Young dogs in particular can wreak havoc in your home in the early weeks – and that’s even before we get on to the subjects of toilet and obedience training.
As it’s Senior Pet Month, it’s a good chance to highlight some of the benefits of choosing an older animal if you are looking to adopt a dog or cat.
1 Older pets are not destructive
Most older dogs and cats will generally be beyond the stage where they will tear apart your soft furnishings and attempt to scratch their way through doors.
Puppies and kittens are naturally curious and will look to test almost every fabric in your home, whereas older pets tend not to have this streak.
This means they are more likely to be comfortable being left on their own while you’re at work and you won’t need to worry about coming home to something resembling a war zone.
2 Older dogs are good with children
If you are bringing a dog in to a home with young children, then an older pet might be a smart choice.
You should be able to find out a bit of background about any animal you have in mind and check if he or she has been brought up around children in a previous home.

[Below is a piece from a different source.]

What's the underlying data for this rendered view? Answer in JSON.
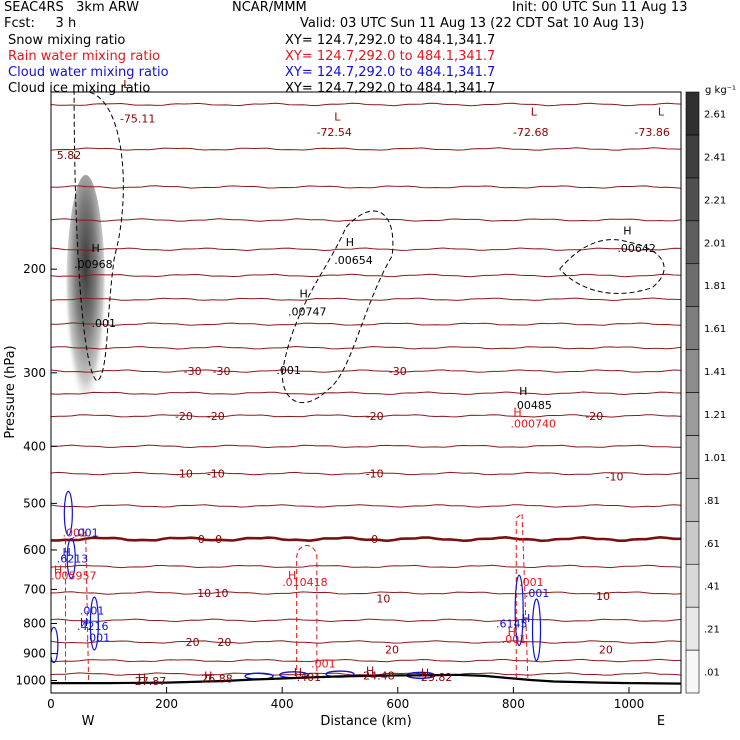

3 Older dogs are already trained
Depending on their background, older dogs will already be trained – at least in the basics such as been told to sit and stay.
They might also be house-trained, but bear in mind they might need a few days to get used to the rules in a new home.
4 No surprises
Adopting a fully grown pet means there won’t be any surprises in future. You’ll know he or she won’t grow into a beast that dominates your house and you’ll know the coat colour will be consistent.

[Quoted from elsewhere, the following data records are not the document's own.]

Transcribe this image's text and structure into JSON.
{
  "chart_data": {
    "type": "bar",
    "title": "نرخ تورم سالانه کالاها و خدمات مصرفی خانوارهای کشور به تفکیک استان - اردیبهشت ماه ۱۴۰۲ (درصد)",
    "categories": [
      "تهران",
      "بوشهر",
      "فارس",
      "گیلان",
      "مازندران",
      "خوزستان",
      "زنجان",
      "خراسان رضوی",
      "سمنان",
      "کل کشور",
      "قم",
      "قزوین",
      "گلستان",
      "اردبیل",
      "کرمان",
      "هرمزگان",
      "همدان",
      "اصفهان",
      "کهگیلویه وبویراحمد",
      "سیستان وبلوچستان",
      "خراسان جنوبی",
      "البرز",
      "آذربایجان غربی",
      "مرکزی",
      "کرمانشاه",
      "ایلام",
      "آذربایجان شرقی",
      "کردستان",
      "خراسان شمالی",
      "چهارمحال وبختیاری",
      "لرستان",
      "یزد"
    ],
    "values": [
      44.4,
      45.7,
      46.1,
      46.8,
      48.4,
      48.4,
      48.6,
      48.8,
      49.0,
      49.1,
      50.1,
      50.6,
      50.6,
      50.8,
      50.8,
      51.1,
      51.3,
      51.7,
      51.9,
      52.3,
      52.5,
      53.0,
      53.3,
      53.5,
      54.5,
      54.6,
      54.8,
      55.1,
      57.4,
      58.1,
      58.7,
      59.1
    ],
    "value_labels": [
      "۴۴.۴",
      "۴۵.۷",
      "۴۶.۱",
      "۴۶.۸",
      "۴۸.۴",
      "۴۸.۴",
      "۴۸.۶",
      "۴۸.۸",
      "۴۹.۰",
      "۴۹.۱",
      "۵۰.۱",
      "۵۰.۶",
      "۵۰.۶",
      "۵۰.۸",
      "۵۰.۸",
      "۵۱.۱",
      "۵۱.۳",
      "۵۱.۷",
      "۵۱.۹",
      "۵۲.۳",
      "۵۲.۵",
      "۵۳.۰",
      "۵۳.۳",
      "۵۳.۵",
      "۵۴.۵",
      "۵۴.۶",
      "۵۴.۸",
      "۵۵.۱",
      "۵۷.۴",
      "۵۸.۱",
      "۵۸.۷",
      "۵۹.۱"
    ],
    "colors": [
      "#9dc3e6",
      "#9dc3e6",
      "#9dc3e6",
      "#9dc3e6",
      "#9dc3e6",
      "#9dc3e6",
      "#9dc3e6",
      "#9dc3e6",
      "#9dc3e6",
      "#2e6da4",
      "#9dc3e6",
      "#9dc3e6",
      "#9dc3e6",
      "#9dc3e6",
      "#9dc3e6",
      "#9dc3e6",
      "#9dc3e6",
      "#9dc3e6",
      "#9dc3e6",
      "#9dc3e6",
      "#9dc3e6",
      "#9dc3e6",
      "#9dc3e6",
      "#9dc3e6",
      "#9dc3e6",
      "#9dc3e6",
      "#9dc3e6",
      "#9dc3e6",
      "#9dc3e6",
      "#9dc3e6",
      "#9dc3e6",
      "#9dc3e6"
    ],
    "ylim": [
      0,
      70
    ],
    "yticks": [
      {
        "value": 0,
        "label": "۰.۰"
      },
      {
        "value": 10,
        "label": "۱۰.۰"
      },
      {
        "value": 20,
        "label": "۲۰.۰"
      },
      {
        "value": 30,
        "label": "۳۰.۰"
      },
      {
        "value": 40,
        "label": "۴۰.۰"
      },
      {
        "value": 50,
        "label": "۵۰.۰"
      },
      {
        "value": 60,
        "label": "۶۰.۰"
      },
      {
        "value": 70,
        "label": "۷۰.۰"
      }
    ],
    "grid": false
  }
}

There are other benefits such as knowing about the long-term health of the dog. Some puppies, for example, could grow to have hip or joint problems, which are difficult to predict.
5 Old dogs, new tricks
Just because you are choosing an older animal, doesn’t mean there won’t be any fun. In fact, older dogs are often better at concentrating, making them more receptive to learning new tricks and tasks.
6 Older cats can be purr-fect
When searching for an older pet, you can be very specific with what you’re looking for.

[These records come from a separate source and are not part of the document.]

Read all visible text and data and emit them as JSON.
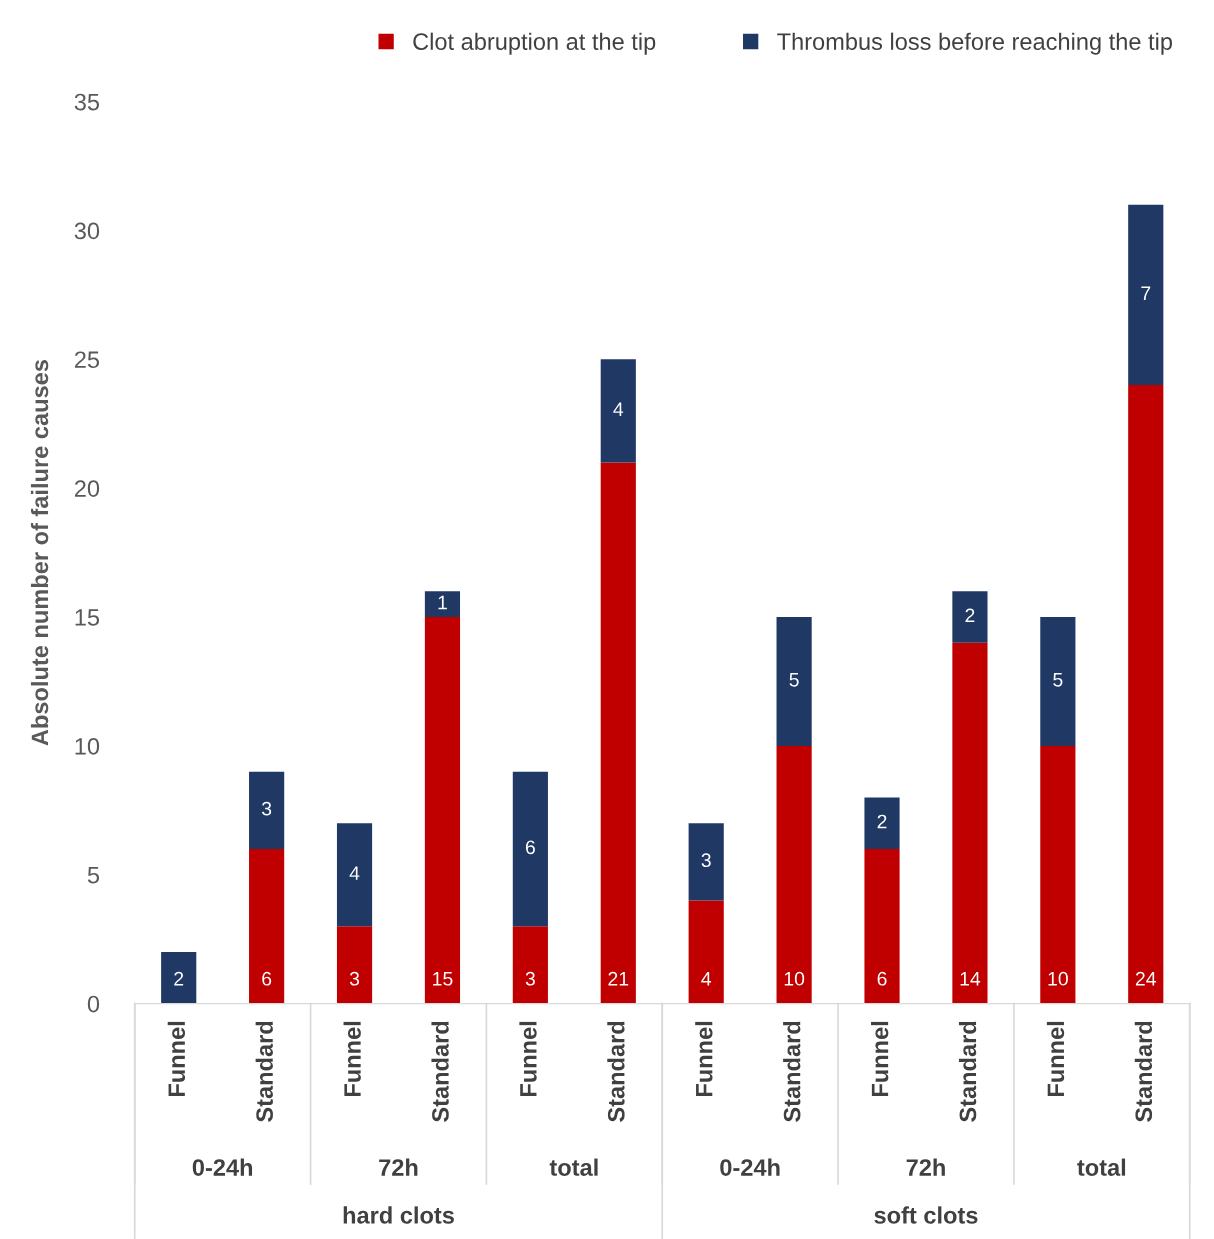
{
  "chart_data": {
    "type": "bar",
    "stacked": true,
    "ylabel": "Absolute number of failure causes",
    "categories": [
      "Funnel",
      "Standard",
      "Funnel",
      "Standard",
      "Funnel",
      "Standard",
      "Funnel",
      "Standard",
      "Funnel",
      "Standard",
      "Funnel",
      "Standard"
    ],
    "series": [
      {
        "name": "Clot abruption at the tip",
        "color": "#c00000",
        "values": [
          null,
          6,
          3,
          15,
          3,
          21,
          4,
          10,
          6,
          14,
          10,
          24
        ]
      },
      {
        "name": "Thrombus loss before reaching the tip",
        "color": "#203864",
        "values": [
          2,
          3,
          4,
          1,
          6,
          4,
          3,
          5,
          2,
          2,
          5,
          7
        ]
      }
    ],
    "ylim": [
      0,
      35
    ],
    "yticks": [
      0,
      5,
      10,
      15,
      20,
      25,
      30,
      35
    ],
    "grid": false,
    "legend": "top",
    "data_labels": true,
    "annotations": [
      "0-24h",
      "72h",
      "total",
      "0-24h",
      "72h",
      "total",
      "hard clots",
      "soft clots"
    ]
  }
}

If, for example, you’re looking for a long-haired cat with no history of dental problems, you can search using those criteria until you find an animal that exactly matches your brief.
7 Older pets are great company
Senior pets for senior citizens. Sounds simple but it’s true – they do make great companions.
Older pets are generally lower-maintenance and don’t mind taking things a little more slowly throughout the day.
8 Older pets are grateful to you
Older pets seem to appreciate the fact you have given them a home and many owners find they quickly form a close bond with their new dog or cat.
While the animal is thankful for the support, owners also tend to benefit, feeling a sense of pride that they have done a good deed by adopting an older dog or adopting an older cat.